Um telegrama conta que dois rapazes ingleses descobriram, ao norte da cidade de Cusco, no Peru, uma outra cidade inca, cercada de muros de pedra de trinta metros de altura. Está visto que ainda é cedo para saber da importância dessa descoberta, e mesmo se é, de fato, uma descoberta.

Que a coisa é possível, é. Basta pensar que foi apenas em 1912 que uma expedição norte-americana, chefiada por Hiram Bingham, avistou, pela primeira vez, as ruínas imponentes de Machu Picchu, uma das paisagens mais estranhas e soberbas do mundo, para imaginar que em nossa América do Sul ainda há muitos mistérios a elucidar. O que não há, pelo menos no Brasil, é gente curiosa e capaz.

Confesso, sem pudor, que só depois de uma visita que fiz por acaso a Lima e a seu museu é que pude fazer uma ideia da arte desses antigos povos sul-americanos, vendo cerâmica e tecidos do mais alto nível artístico e de uma incrível, estonteante variedade. Certamente já vira fotografias em preto e branco e a cores em álbuns e livros; mas só na presença dessas coisas de beleza é que me emocionei de verdade. Vivemos voltados para o Atlântico e para a Europa; mesmo em nossas escolas superiores, onde se forma uma geração estudiosa e séria, não tenho notícia de moços que se disponham a estudar essas civilizações e sua arte. Sabemos muito mais sobre os assírios e os babilônios...
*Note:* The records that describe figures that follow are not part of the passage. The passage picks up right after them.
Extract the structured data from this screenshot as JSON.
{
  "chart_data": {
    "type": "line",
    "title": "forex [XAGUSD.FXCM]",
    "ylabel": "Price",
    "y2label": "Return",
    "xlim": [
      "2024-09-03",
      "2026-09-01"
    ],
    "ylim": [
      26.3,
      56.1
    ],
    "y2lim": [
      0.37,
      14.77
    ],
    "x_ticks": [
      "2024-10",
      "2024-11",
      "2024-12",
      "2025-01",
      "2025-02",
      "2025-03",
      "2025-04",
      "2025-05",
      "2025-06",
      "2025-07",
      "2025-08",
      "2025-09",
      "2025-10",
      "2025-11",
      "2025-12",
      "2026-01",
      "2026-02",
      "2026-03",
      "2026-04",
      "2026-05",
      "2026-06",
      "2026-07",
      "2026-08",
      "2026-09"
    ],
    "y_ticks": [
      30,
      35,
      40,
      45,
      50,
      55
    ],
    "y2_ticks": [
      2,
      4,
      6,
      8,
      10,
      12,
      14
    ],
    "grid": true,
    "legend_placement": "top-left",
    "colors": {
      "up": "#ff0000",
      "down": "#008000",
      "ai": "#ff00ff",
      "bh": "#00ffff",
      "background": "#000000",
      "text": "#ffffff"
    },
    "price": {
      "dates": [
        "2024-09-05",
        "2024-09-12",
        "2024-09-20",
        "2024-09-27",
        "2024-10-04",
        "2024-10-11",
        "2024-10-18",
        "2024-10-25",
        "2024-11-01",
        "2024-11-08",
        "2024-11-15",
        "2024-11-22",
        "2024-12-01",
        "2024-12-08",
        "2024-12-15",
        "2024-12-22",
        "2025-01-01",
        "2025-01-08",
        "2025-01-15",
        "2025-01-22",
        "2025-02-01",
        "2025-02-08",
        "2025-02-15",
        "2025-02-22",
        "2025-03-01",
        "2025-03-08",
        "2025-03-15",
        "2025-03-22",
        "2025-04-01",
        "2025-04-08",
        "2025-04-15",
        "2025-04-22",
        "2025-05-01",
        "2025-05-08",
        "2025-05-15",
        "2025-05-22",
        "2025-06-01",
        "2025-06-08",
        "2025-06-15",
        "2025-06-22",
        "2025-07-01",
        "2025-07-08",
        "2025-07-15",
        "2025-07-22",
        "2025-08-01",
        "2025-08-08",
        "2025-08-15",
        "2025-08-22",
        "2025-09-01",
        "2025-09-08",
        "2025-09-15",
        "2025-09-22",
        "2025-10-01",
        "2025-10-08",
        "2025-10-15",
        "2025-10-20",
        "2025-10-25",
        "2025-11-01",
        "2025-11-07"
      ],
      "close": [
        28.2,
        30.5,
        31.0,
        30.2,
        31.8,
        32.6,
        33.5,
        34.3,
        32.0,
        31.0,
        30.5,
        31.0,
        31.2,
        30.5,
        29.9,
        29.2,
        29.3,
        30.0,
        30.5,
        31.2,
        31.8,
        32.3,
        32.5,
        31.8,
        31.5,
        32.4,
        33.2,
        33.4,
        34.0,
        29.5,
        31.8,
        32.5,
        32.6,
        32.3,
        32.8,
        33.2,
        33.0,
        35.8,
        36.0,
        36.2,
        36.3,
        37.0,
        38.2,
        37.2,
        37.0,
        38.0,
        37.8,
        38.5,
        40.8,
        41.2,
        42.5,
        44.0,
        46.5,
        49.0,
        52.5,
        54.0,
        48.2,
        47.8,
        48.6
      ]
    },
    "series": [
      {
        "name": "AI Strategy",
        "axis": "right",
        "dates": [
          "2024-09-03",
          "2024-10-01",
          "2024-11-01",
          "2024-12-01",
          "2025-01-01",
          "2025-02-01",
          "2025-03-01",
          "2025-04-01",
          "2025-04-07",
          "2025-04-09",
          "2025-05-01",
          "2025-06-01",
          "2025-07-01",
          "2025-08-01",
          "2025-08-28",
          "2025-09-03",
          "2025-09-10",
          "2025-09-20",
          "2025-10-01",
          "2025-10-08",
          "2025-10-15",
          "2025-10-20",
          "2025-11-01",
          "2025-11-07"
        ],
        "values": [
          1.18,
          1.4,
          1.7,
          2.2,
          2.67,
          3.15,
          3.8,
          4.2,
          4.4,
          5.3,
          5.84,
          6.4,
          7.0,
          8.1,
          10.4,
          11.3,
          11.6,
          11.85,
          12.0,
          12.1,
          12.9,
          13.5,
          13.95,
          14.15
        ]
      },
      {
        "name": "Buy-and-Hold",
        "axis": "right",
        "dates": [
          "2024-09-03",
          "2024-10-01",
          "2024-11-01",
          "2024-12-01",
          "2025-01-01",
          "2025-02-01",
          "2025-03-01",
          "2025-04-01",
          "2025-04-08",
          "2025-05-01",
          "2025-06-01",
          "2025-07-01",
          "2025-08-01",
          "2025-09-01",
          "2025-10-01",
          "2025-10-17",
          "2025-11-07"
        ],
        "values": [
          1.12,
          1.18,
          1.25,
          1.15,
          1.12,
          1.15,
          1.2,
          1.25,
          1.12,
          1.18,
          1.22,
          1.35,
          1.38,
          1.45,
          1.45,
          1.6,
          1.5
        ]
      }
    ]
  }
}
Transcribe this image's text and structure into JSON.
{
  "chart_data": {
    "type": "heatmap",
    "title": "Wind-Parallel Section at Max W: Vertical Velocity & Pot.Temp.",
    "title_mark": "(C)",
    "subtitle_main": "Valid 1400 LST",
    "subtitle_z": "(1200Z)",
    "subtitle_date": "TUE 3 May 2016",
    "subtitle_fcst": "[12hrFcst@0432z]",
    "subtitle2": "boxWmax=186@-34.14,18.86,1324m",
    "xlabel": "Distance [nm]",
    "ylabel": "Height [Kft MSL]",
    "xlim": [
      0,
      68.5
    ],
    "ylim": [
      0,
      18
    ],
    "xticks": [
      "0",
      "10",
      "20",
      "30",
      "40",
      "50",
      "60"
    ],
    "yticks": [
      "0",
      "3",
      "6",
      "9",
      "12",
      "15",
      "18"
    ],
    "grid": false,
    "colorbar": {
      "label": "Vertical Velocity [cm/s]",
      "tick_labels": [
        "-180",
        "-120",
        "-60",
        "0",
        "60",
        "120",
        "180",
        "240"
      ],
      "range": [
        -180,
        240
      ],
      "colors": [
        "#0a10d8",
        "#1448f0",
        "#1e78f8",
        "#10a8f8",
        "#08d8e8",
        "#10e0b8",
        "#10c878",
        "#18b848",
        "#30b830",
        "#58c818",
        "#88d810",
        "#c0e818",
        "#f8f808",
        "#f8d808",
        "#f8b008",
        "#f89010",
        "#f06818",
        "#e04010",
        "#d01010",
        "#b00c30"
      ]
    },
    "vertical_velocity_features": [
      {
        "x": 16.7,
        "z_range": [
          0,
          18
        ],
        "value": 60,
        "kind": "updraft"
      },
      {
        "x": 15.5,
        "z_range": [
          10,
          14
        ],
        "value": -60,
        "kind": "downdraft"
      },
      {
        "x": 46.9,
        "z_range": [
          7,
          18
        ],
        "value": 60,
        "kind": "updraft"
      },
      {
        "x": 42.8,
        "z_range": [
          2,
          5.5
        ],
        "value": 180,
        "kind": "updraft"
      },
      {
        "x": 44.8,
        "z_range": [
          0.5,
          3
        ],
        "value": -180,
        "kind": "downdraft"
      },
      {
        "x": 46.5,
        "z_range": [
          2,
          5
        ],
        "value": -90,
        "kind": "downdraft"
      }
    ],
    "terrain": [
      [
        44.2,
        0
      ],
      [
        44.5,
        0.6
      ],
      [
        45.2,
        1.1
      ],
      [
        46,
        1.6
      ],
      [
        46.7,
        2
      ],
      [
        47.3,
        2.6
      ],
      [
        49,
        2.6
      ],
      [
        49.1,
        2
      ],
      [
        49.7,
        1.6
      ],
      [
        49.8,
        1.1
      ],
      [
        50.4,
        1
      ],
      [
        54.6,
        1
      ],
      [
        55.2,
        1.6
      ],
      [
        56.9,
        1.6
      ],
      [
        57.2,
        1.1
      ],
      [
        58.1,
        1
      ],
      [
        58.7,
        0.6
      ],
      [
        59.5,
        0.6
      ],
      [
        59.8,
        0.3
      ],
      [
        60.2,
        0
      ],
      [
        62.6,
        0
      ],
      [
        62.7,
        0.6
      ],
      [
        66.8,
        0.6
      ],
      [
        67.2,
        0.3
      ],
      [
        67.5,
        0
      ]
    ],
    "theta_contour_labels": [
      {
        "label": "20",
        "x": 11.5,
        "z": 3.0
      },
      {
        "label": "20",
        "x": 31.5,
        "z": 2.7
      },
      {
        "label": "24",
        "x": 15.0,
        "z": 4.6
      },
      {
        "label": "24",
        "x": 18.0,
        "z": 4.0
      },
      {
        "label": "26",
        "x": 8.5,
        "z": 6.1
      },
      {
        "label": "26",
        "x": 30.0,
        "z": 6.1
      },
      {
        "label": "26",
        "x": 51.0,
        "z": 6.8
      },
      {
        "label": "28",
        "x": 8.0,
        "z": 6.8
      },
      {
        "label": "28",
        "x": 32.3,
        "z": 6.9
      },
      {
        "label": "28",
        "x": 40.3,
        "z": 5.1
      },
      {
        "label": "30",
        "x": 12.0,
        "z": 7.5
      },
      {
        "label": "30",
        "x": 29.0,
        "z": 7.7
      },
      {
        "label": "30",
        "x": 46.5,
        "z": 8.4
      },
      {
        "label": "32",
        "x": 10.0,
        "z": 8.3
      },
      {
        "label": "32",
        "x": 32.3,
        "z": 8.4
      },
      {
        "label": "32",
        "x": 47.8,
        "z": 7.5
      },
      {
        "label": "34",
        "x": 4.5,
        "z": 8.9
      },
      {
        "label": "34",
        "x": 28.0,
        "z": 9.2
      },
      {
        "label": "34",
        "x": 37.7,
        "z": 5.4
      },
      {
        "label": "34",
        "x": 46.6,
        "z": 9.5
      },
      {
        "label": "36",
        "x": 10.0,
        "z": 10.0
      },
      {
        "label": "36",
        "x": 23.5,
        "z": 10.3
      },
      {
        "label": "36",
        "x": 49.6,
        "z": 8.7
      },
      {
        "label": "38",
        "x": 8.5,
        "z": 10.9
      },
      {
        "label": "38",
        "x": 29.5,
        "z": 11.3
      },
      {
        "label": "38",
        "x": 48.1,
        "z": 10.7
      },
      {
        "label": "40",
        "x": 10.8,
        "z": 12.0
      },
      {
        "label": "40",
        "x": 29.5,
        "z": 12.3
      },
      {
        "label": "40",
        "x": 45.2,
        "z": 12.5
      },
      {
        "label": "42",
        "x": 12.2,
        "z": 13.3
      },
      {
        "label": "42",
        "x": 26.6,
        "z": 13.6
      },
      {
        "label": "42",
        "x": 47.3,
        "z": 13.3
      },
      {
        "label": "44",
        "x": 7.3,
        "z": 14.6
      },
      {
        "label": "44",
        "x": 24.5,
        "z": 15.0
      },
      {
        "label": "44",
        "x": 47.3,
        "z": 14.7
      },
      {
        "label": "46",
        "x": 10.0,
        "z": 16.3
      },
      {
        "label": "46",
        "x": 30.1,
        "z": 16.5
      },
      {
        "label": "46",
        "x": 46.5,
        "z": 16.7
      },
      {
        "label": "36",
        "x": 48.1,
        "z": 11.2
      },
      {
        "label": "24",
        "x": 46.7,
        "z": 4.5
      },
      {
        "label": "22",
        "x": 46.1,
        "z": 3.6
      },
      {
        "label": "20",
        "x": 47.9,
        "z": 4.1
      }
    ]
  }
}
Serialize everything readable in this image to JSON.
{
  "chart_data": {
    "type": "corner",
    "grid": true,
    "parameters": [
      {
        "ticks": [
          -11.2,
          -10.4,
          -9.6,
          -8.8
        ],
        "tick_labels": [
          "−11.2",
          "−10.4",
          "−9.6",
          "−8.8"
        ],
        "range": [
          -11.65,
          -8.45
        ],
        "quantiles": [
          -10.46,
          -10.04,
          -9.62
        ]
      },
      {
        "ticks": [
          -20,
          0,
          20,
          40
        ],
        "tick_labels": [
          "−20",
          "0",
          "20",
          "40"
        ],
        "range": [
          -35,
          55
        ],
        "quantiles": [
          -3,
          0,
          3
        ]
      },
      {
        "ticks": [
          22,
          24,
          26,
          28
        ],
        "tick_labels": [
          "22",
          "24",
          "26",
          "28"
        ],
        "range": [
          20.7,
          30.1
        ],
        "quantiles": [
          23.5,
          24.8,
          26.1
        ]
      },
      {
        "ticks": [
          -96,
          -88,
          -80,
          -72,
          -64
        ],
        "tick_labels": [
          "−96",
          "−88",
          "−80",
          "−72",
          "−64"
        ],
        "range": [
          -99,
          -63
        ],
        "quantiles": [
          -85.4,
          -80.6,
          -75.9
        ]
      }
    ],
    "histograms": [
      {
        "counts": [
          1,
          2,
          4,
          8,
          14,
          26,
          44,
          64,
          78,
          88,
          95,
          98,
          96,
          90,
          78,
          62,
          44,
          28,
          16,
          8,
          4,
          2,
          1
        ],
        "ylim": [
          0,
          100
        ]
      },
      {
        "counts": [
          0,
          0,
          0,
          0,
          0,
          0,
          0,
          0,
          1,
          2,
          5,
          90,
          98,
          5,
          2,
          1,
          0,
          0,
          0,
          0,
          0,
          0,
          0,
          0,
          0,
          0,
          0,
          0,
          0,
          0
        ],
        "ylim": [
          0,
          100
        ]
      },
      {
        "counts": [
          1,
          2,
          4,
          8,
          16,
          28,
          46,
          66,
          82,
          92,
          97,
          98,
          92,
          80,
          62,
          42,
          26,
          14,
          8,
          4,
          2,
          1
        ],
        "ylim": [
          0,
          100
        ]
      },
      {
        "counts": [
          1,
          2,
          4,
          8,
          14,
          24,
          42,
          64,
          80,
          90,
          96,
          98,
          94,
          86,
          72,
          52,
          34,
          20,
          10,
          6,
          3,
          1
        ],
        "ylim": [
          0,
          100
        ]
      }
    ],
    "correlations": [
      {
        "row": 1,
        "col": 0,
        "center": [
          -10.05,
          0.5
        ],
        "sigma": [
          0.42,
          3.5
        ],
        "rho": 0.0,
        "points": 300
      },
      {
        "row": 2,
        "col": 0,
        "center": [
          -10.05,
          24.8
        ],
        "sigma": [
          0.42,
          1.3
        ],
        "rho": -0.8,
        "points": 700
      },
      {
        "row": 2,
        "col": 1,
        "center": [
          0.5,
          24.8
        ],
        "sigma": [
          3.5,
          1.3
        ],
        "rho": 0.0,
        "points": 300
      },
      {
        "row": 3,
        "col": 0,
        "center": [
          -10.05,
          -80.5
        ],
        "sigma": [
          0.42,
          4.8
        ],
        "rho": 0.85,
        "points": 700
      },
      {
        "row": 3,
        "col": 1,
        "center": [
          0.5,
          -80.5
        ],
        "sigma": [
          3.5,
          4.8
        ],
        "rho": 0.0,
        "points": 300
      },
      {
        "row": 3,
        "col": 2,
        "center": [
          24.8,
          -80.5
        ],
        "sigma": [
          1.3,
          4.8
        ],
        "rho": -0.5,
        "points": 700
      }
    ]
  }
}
Ora, é dos Andes que escorrem as águas de nossas duas grandes bacias hidrográficas. Já não há dúvida também de que para o Amazonas escorreram, ao longo dessas águas, alguns povos, talvez fugindo ao domínio dos incas; também parece certo que os guaranis do sul, não se sabe por que motivo, transpuseram a Cordilheira e foram lutar contra povos do Pacífico. De qualquer modo seria impossível tentar um estudo sério de nossa história pré-cabraliana sem estudar os documentos da vida desses irmãos do oeste.

Às vezes, algum piroquete inventa a história de cidades fantásticas na selva amazônica — onde não há sequer uma pedra para construir — mas mesmo as escavações de Marajó e Santarém são poucas e precárias.

Outro dia foi anunciado que o governo concedeu câmbio de algumas centenas de milhares de dólares para importação de... um quadro, por um museu paulista. Com esse dinheiro, quantas obras de arte pré-colombianas altamente preciosas não seria possível descobrir?

Esse interesse pela terra, tão belo e proveitoso em um Roquete Pinto e outros homens de sua geração — não existe mais nos moços? Eu gastaria 100 dólares com uma boa cópia de uma obra de arte europeia e destinaria as outras centenas de milhares à descoberta de obras de arte autênticas dos antigos moradores do Brasil e da América do Sul. A aventura desses dois rapazes ingleses deveria inquietar e inspirar os nossos moços.